At the very top of my list of favourites are the rudbeckias. The tender perennial varieties provide yeoman service at this time of year, especially the compact R. ‘Becky’ series, and the smaller flowered, low growing variety named after Dorothy’s dog in the Wizard of Oz, ‘Toto’. This is their time to shine. Perhaps one of the finest of all the rudbeckias is the truly hardy variety R. ‘Goldsturm’. Growing about two feet high with deep golden petals surrounding a dark brown button, ‘Goldsturm’ just keeps pouring out the colour well into October. Rudbeckia ‘Early Bird Gold’ is truly two weeks earlier for fast colour and the new dwarf Rudbeckia ‘Gold Star’ forms a low round ball of amazing colour.
Echinacea has been more recently sold as a herb because of its healing properties, but it also has exquisite flowers. ‘Echinacea purpurea’ is sold as the herbal variety, but pink E. ‘Magnum’ and the white flowering ‘White Swan’ are classy looking plants that add an unique quality to summer gardens. They last well, even tolerating some frost, and the spent blossoms make interesting dried flowers. There are all kinds of new colours, like ‘Tomato Soup’ and ‘Hot Coral Salsa’, and the new ‘PowWow Wildberry’ and ‘White Berry’ are so prolific and stunning – they are a continuous source of colour. The new E. ‘Cheyenne Spirit’ is a great plant, having lovely warm prairie colours.
In shady spots or in full sun, perhaps the most elegant of all the summer perennials are the Japanese anemones. In colours of white, pink or dusty rose, these plants are a definite hit at this time of year. The yellow-centered anemone blossoms always have a fresh look about them, and they combine well with so many other perennials or shrubs. The white varieties especially brighten up shady areas. I am particularly intrigued with the new dwarf varieties, both the ‘Lady’ series and ‘Cinderella’ and ‘Pocahontas’. They are about half the size but are a powerhouse of colour all summer.
For some early fall tones, add a bit of fire to your flower beds with crocosmias. For years they were called montbretia and sold as tiny bulbs, but today they are usually sold in ‘bud and bloom’ as perennials. Crocosmias need a somewhat sheltered spot and very well drained soil, but wow, do they ever add spice to our gardens with their fire-orange freesia-type blossoms!

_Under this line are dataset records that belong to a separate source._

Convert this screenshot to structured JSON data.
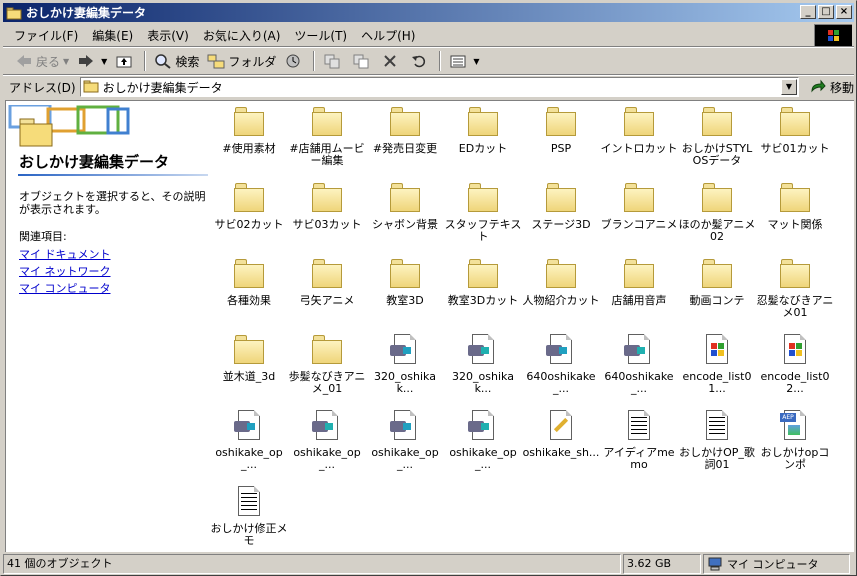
{
  "window": {
    "title": "おしかけ妻編集データ",
    "controls": {
      "minimize": "_",
      "maximize": "□",
      "close": "×"
    }
  },
  "menu": [
    "ファイル(F)",
    "編集(E)",
    "表示(V)",
    "お気に入り(A)",
    "ツール(T)",
    "ヘルプ(H)"
  ],
  "toolbar": {
    "back": "戻る",
    "search": "検索",
    "folders": "フォルダ"
  },
  "address": {
    "label": "アドレス(D)",
    "value": "おしかけ妻編集データ",
    "go": "移動"
  },
  "left_panel": {
    "title": "おしかけ妻編集データ",
    "description": "オブジェクトを選択すると、その説明が表示されます。",
    "related_heading": "関連項目:",
    "links": [
      "マイ ドキュメント",
      "マイ ネットワーク",
      "マイ コンピュータ"
    ]
  },
  "items": [
    {
      "label": "#使用素材",
      "type": "folder"
    },
    {
      "label": "#店舗用ムービー編集",
      "type": "folder"
    },
    {
      "label": "#発売日変更",
      "type": "folder"
    },
    {
      "label": "EDカット",
      "type": "folder"
    },
    {
      "label": "PSP",
      "type": "folder"
    },
    {
      "label": "イントロカット",
      "type": "folder"
    },
    {
      "label": "おしかけSTYLOSデータ",
      "type": "folder"
    },
    {
      "label": "サビ01カット",
      "type": "folder"
    },
    {
      "label": "サビ02カット",
      "type": "folder"
    },
    {
      "label": "サビ03カット",
      "type": "folder"
    },
    {
      "label": "シャボン背景",
      "type": "folder"
    },
    {
      "label": "スタッフテキスト",
      "type": "folder"
    },
    {
      "label": "ステージ3D",
      "type": "folder"
    },
    {
      "label": "ブランコアニメ",
      "type": "folder"
    },
    {
      "label": "ほのか髪アニメ02",
      "type": "folder"
    },
    {
      "label": "マット関係",
      "type": "folder"
    },
    {
      "label": "各種効果",
      "type": "folder"
    },
    {
      "label": "弓矢アニメ",
      "type": "folder"
    },
    {
      "label": "教室3D",
      "type": "folder"
    },
    {
      "label": "教室3Dカット",
      "type": "folder"
    },
    {
      "label": "人物紹介カット",
      "type": "folder"
    },
    {
      "label": "店舗用音声",
      "type": "folder"
    },
    {
      "label": "動画コンテ",
      "type": "folder"
    },
    {
      "label": "忍髪なびきアニメ01",
      "type": "folder"
    },
    {
      "label": "並木道_3d",
      "type": "folder"
    },
    {
      "label": "歩髪なびきアニメ_01",
      "type": "folder"
    },
    {
      "label": "320_oshikak...",
      "type": "video"
    },
    {
      "label": "320_oshikak...",
      "type": "video2"
    },
    {
      "label": "640oshikake_...",
      "type": "video"
    },
    {
      "label": "640oshikake_...",
      "type": "video2"
    },
    {
      "label": "encode_list01...",
      "type": "winfile"
    },
    {
      "label": "encode_list02...",
      "type": "winfile"
    },
    {
      "label": "oshikake_op_...",
      "type": "video"
    },
    {
      "label": "oshikake_op_...",
      "type": "video2"
    },
    {
      "label": "oshikake_op_...",
      "type": "video"
    },
    {
      "label": "oshikake_op_...",
      "type": "video2"
    },
    {
      "label": "oshikake_sh...",
      "type": "script"
    },
    {
      "label": "アイディアmemo",
      "type": "text"
    },
    {
      "label": "おしかけOP_歌詞01",
      "type": "text"
    },
    {
      "label": "おしかけopコンポ",
      "type": "aep"
    },
    {
      "label": "おしかけ修正メモ",
      "type": "text"
    }
  ],
  "status": {
    "count": "41 個のオブジェクト",
    "size": "3.62 GB",
    "location": "マイ コンピュータ"
  },
  "colors": {
    "title_start": "#0a246a",
    "title_end": "#a6caf0",
    "face": "#d4d0c8",
    "link": "#0000cc"
  }
}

Crocosmia ‘Lucifer’ is an exceptional scarlet red variety from Blooms in England, and it’s a big hit with hummingbirds. The new ‘Lucifer Orange’ and ‘Lucifer Yellow’ are making their debut this year as well.
Lush looking sedums are especially important at this time of year. The succulent foliage of ‘Autumn Joy’ and ‘Brilliant’ certainly looks great all summer and never stresses out in drought situations. As the rosy pink blossoms open, they provide refreshing new colour for weeks. They combine well with low-growing conifers or small flowering shrubs like potentillas. As the pink flowers turn bronze, they should be left on the plant for a rather charming dried ‘fall look’. There are so many new varieties today, it’s hard to keep up, but I particularly like the ‘Xenox’ series and the variegated yellow and green ‘Elsie May’.
Heleniums have come a long way in the past few years with new colours and sizes. H. ‘Short ‘n Sassy’ is a 12” repeat bloomer that is simply magnificent. The small gold or gold-bronze petals bloom well into autumn, and they stand up well in summer heat.
These are some of my ‘tried and true’ favourites that add fresh new life to summer gardens. Combine them with colourful conifers, broadleaved plants and evergreen perennials, like heucheras and euphorbias for some spectacular displays.